Sauf que le maréchal n’est pas souvent à la maison, ce qui laisse à Madeleine tout le temps de le tromper ! D’abord avec l'un de ses domestiques. Sur quoi le mari, en rentrant, lui fracasse le crâne d’un coup de pistolet !
Le pas était franchi... plus de retenue ! L’orgie pouvait commencer. Saint-Simon écrit :
« Quelque impétueux que fût le maréchal de La Ferté, il fut dupe de sa femme toute sa vie ou le voulut bien paraître. »
Il fallait à Madeleine les plus grands, les plus gradés. Les plus jeunes, aussi : comme ce prince Charles-Paris d’Orléans, 20 ans et toutes ses dents. Elle en a 40.
Le jour où elle tombe enceinte, elle arrive à dissimuler son embonpoint derrière ses vertugadins, ses « cache-bâtards », comme on les appelait !
Au moment d’accoucher, le mari est souffrant, alité par une crise de goutte terrible. Bah ! L’ami du prince d'Orléans vient récupérer le nouveau-né pour l’emmener au jeune père, qui avait recruté une nourrice...

L’anecdote qui tue !
On la lit dans les Lettres de Mme de Sévigné :
« Madeleine d'Angennes de la Loupe, maréchale de La Ferté, Catherine-Henriette d'Angennes, comtesse d'Olonne et Marie-Isabelle de La Mothe-Houdancourt, duchesse de La Ferté, belle-fille de la maréchale, étaient au nombre des femmes les plus galantes de ce temps. »

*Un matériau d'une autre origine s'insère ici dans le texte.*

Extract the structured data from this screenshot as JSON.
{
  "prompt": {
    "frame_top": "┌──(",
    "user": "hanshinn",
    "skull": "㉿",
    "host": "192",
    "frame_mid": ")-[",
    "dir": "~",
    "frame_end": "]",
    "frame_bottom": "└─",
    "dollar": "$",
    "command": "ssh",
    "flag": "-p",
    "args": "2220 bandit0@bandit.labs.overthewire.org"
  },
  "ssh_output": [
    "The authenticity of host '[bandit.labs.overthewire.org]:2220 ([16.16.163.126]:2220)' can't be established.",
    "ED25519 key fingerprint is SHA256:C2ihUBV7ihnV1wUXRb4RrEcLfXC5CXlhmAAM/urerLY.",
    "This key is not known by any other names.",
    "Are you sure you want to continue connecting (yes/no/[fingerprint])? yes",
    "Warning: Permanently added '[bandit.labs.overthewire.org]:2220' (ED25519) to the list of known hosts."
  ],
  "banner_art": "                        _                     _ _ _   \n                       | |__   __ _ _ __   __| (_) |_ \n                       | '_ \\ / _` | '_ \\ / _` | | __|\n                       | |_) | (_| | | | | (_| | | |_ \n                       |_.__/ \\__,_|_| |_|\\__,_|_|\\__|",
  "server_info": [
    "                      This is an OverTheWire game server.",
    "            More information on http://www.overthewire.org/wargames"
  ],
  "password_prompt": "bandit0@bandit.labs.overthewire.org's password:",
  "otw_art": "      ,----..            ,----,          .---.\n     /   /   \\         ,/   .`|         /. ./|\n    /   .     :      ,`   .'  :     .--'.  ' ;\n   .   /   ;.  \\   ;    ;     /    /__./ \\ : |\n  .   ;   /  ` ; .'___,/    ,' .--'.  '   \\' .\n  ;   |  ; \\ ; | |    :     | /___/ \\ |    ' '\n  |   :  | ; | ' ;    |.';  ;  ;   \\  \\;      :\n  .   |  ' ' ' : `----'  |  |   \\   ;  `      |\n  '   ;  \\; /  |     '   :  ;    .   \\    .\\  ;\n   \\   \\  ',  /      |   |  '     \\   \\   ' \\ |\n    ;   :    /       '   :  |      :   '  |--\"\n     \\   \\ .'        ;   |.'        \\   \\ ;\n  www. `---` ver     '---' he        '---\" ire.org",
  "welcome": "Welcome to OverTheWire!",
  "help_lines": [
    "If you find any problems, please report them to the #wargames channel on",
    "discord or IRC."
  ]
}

« On lit ce qui suit dans les Mélanges de l'abbé de Choisy : Le maréchal de La Ferté était à l'agonie ; sa femme, sa belle-fille, sa belle-sœur étaient autour de lui et criaient : "- Monsieur le maréchal, monsieur le maréchal, nous connaissez-vous bien ? Serrez-nous la main, dites-nous qui nous sommes." Le bonhomme, fatigué de leurs criailleries, rappela ses esprits et leur dit : "- Vous êtes des p..." On faisait ce conte à madame Cornuel, qui dit : "- On peut juger que le maréchal avait encore toute sa raison." »

Quand d’Olonne, le mari de Catherine, est sur le point de mourir à son tour, en 1686, et que l’on va chercher le curé, M. de Cornouaille, il soupire :
« Je serais donc encornaillé jusqu’à la mort ? »
Saint-Simon conclue sur les deux dames :
« Quand elles furent vieilles et que personne n'en voulut plus, elles tâchèrent de devenir dévotes. »
Sources
- Mémoires de la Société archéologique d'Eure-et-Loir (tome 4). 1867.
- Encyclopédie Châteaux Passion. Éditions Atlas. 2001.